Der Almputz, ohne Kopf
Ein Krämer mit der Kraxe auf dem Rücken durchwanderte vor etwa 50 Jahren fröhlich und wohlgemut das Pfitschtal und lagerte sich, als ihn plötzlich die Dunkelheit überraschte, in einer leeren Kaserhütte. Eine stürmische Nacht brach an, und der Regen rieselte in kalten Schauern vom Himmel. Donner krachten dazwischen, und blendend zischten feurige Blitzschlangen. Der Krämer kümmerte sich weder um Nacht noch Wetter, sondern machte es sich bequem in der verlassenen Hütte, rückte sich einen Stuhl zurecht, und bald flackerte auch schon ein lustig prasselndes Feuer zu seinen Füßen. Im Hintergründe der Hütte stand ein Butterkübel, woran noch ganz alte schmutzige Butter und Staub klebten, und daneben eine Melter. Zum Essen und zum Trinken war leider nichts vorhanden, und so machte sich der arme hungrige Krämer schon auf eine Nacht ohne Speise und Trank gefaßt und legte sich schlafen.
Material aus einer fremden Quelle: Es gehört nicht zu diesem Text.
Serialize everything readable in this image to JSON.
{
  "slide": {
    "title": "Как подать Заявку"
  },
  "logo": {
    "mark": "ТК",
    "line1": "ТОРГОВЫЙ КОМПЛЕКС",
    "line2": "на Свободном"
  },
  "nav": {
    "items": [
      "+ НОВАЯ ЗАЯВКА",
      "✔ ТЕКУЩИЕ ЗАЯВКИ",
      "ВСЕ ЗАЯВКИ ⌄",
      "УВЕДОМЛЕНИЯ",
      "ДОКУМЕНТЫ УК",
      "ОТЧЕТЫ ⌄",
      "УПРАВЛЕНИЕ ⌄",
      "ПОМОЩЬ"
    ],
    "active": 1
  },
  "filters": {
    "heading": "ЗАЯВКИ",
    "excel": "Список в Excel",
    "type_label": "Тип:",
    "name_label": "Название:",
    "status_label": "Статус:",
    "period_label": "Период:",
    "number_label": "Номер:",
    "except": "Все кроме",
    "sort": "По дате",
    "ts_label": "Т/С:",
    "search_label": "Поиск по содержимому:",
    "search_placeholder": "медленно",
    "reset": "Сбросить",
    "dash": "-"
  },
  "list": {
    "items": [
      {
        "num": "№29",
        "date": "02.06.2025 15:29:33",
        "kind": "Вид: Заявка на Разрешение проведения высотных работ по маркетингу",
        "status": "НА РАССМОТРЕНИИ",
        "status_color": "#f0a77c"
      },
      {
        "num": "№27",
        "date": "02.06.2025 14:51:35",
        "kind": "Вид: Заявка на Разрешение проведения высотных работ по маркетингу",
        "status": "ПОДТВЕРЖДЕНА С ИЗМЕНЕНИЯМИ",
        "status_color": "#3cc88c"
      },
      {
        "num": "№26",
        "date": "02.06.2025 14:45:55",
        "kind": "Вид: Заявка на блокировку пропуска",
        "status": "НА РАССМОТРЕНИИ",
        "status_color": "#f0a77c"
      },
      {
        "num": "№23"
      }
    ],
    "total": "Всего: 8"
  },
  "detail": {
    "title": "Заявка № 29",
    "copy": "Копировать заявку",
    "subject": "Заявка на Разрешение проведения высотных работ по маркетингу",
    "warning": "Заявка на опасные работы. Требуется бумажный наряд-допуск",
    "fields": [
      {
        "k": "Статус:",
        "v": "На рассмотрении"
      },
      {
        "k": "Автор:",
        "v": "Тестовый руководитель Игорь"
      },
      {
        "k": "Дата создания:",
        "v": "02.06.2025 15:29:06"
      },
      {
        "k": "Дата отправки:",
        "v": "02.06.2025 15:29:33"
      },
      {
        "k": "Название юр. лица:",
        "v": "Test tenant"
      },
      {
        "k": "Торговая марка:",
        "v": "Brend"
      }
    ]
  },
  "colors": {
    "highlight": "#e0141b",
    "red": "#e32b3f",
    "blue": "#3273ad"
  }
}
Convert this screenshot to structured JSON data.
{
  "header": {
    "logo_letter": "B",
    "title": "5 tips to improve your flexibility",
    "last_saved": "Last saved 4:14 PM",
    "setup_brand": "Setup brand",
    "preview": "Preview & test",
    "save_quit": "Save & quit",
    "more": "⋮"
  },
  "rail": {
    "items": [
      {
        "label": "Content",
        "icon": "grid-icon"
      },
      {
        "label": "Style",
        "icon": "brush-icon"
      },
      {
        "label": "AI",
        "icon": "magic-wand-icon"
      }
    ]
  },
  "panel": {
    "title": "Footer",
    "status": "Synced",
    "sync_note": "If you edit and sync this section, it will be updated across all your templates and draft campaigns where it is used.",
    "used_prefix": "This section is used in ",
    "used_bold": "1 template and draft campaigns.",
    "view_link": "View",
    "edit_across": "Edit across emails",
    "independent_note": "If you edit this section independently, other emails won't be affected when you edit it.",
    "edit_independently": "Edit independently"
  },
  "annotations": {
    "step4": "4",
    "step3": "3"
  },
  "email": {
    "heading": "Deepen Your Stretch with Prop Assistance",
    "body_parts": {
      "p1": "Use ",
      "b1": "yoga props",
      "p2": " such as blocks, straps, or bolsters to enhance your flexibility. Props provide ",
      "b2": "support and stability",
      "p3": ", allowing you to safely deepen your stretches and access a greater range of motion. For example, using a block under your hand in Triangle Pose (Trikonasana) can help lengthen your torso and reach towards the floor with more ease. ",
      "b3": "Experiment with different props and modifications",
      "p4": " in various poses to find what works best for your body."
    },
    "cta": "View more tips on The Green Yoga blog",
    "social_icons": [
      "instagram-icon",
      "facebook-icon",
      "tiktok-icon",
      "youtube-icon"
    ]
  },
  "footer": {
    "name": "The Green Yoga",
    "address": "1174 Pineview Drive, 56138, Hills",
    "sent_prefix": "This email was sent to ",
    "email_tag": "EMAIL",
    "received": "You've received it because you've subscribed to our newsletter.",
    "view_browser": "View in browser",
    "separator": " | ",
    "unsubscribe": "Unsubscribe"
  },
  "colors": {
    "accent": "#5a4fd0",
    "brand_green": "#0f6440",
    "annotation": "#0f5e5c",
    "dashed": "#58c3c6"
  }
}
Doch wie er die Augen schließen wollte, erfolgte ein Donnerschlag, und bei dem Butterkübel erschien ein altes graues Männlein ohne Kopf, das emsig den Schmutz von dem Kübel in die Melter herabkratzte. - Schon hatte es den Kübel sauber gemacht, als es die Melter aufnahm und dem erschrockenen Krämer vors Gesicht hielt. Doch dieser hatte schon oft gehört, wie man sich solchen Geistern gegenüber zu benehmen hat; er bekreuzigte sich, und als er auch über die Melter ein Kreuz machte, siehe, da verwandelte sich der Schmutz und Staub in die reinste Milch, welche der durstige Krämer ohne Anstand an den Mund setzte und davon in raschen Zügen trank. Da wurde das klein zusammengeschrumpfte Männlein größer und größer, und ein graubärtiger Kopf wuchs ihm zwischen den Schultern hervor. Es dankte dem Krämer für seine Befreiung und sagte: "900 Jahre schmachte ich schon auf Erlösung, denn ich wurde zur Strafe für meine Verschwendung der edlen Gottesgabe, der Milch, die ich zum Reinigen der Gefäße anwandte, in ein kopfloses Männlein verwandelt. Du hast mich befreit, doch muß ich noch so lange auf Erden wandeln, bis diese Milch vollends ausgetrunken ist, dann erst kann ich in die ewige Seligkeit eingehen. Lebe wohl, und hüte dich vor Verschwendung, damit es dir nicht ergehe wie mir."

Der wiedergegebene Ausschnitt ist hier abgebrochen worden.